For $\frac{\partial }{\partial \beta} e^{(X_i \beta)}$
$X_i$ is a row vector, $\beta$ is a column vector so that the argument of e is a scalar.
I know the answer is
$ e^{(X_i \beta)}X'_i$
but why is the last row vector transposed into a column vector?
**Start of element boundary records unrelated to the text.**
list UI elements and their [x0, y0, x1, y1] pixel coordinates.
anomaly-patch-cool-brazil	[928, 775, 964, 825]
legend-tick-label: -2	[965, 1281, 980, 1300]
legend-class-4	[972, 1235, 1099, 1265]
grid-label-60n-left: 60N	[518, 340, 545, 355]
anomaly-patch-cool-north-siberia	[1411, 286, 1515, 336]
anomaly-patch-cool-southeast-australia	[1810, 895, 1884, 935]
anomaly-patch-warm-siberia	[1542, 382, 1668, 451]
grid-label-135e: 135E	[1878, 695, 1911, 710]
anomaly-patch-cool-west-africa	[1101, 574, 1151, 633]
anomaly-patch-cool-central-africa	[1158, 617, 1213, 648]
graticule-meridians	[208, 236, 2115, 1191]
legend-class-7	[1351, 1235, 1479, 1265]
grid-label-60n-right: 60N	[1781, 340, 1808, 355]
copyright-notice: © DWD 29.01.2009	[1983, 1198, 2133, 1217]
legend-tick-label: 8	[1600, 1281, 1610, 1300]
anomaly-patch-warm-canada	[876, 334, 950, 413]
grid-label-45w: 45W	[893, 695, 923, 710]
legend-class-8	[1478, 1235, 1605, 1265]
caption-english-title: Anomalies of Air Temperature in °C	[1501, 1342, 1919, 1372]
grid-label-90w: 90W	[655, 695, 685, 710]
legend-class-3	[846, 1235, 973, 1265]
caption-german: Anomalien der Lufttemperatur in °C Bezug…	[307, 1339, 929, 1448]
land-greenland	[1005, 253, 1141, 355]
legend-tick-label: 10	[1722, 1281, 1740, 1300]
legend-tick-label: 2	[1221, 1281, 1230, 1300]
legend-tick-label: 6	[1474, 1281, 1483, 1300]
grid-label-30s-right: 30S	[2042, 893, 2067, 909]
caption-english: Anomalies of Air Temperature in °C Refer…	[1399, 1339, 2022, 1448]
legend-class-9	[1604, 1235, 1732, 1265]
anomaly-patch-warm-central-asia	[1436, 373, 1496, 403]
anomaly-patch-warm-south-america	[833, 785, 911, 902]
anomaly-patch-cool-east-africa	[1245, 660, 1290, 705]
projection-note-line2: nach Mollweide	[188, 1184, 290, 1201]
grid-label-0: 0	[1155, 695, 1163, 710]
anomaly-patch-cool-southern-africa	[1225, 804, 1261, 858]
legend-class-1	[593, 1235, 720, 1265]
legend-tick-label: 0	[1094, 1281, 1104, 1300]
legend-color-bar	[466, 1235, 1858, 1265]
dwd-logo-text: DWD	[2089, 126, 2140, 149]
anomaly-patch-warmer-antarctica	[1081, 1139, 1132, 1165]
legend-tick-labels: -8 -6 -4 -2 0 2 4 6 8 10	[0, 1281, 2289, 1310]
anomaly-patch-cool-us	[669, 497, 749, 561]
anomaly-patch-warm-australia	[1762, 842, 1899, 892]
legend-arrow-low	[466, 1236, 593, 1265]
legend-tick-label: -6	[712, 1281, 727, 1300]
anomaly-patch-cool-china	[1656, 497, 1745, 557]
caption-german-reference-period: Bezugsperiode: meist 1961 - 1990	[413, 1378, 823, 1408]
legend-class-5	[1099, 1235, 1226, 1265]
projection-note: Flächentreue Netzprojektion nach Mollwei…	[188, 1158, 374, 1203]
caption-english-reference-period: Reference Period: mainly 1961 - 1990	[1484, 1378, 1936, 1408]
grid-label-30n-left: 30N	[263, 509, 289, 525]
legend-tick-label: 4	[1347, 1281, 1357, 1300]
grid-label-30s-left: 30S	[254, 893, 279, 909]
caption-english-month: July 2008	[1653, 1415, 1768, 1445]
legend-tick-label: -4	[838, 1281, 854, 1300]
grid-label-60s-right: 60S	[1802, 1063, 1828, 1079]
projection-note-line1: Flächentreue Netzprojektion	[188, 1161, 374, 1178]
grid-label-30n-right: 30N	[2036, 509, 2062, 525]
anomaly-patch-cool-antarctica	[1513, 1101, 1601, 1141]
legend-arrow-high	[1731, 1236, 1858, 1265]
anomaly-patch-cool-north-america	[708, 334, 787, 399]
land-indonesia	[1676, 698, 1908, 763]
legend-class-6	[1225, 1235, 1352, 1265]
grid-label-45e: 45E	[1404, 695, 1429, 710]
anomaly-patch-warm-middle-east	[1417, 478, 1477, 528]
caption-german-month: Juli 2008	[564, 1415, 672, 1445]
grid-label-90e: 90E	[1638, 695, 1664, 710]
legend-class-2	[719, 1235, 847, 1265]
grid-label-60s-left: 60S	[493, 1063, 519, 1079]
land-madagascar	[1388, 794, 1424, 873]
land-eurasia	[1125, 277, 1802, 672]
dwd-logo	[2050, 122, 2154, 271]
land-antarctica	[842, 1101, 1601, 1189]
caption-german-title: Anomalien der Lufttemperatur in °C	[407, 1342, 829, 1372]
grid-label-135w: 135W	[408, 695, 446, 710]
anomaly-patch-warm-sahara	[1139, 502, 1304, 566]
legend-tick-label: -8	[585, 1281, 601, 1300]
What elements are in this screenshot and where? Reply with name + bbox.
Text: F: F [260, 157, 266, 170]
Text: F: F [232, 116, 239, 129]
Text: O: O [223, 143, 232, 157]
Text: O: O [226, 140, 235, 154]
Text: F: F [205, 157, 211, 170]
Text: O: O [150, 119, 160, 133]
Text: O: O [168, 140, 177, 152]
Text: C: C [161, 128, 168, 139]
In addition what does it mean to take the derivative in this case with respect to the vector $\beta$?
Best Answer
Using, as example, $2-$dimension vectors: $ X=(X_1,X_2) $ and $ \beta=(\beta_1, \beta_2)^T $ we have: $$ e^{(X\beta)}=e^{(X_1\beta_1+X_2\beta_2)} $$ and ( see here for the derivative of a scalar with respect to a vector) $$ \frac{\partial}{\partial \beta}e^{(X\beta)}= \begin{pmatrix} \frac{\partial}{\partial \beta_1}e^{(X_1\beta_1+X_2\beta_2)}\\ \frac{\partial}{\partial \beta_2}e^{(X_1\beta_1+X_2\beta_2)} \end{pmatrix}= \begin{pmatrix} X_1e^{(X_1\beta_1+X_2\beta_2)}\\ X_2e^{(X_1\beta_1+X_2\beta_2)} \end{pmatrix}= e^{(X\beta)}X^T $$ I think that you can extend this to any finite $n-$dimension vectors.